Another limitation would be in terms of the replication of the study in another global context. Although useful, it might be challenging to adopt and replicate this study in another context, especially as the carbon footprint data associated with health interventions is not always available in other countries, especially in the Global South. Moreover, internationally standardised quantification of health-related carbon footprint modelling is scarce, thus models often rely on assumptions that might be biased.

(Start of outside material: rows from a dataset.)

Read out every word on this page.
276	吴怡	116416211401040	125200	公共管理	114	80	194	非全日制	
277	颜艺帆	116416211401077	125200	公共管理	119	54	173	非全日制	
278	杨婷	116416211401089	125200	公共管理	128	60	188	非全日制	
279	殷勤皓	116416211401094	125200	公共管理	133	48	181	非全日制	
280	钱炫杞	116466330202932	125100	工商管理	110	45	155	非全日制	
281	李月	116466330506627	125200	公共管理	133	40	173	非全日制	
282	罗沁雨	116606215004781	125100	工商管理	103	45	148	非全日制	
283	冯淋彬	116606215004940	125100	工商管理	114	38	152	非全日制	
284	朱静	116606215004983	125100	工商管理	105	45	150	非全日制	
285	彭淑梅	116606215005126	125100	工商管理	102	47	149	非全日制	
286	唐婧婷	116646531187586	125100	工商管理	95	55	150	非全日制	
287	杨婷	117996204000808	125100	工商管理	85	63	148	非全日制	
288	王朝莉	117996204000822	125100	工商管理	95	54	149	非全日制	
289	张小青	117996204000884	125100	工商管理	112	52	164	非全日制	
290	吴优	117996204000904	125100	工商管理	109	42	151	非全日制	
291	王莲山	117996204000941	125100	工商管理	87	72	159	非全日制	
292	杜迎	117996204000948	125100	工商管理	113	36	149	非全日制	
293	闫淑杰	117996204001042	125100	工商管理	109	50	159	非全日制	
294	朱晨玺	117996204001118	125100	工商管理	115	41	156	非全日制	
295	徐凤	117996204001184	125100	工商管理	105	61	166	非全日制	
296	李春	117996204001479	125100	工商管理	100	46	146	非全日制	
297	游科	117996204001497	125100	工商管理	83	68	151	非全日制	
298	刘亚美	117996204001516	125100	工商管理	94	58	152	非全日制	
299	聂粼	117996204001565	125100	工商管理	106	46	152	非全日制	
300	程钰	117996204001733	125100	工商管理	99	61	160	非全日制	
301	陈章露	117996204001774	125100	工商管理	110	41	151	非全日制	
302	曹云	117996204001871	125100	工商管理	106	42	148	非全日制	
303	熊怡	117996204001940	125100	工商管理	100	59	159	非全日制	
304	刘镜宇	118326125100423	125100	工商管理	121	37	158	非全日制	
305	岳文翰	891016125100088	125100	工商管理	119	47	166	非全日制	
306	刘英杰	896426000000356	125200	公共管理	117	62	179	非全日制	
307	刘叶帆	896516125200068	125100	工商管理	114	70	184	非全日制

Future research making the model dynamic, to include trends of age and obesity over time, would give a wider scope. Carbon emissions analysis could include the average yearly UK carbon footprint per person. This would better represent the effect of longer lives on the UK carbon footprint. Finally, a qualitative and quantitative study into the inclusion and consequent impact of an internal carbon price on an HTA would be a worthwhile undertaking. Carbon pricing is already used across several fields and is likely to become the norm.

5 Conclusion

This study demonstrates the potential of health technology assessments to include the impacts of obesity-related treatment decisions on UK carbon emissions. It found both semaglutide and bariatric surgery are cost-effective treatments for obesity but increase the carbon footprint of UK healthcare. However, they both stand to reduce the societal carbon footprint of the UK, such that the overall carbon footprint impact is negative. The study found that semaglutide is more effective than bariatric surgery at achieving this overall impact, largely because more people are eligible to receive treatment. Finally, this study has introduced two new carbon measurement tools that may be useful for future research and policymaking.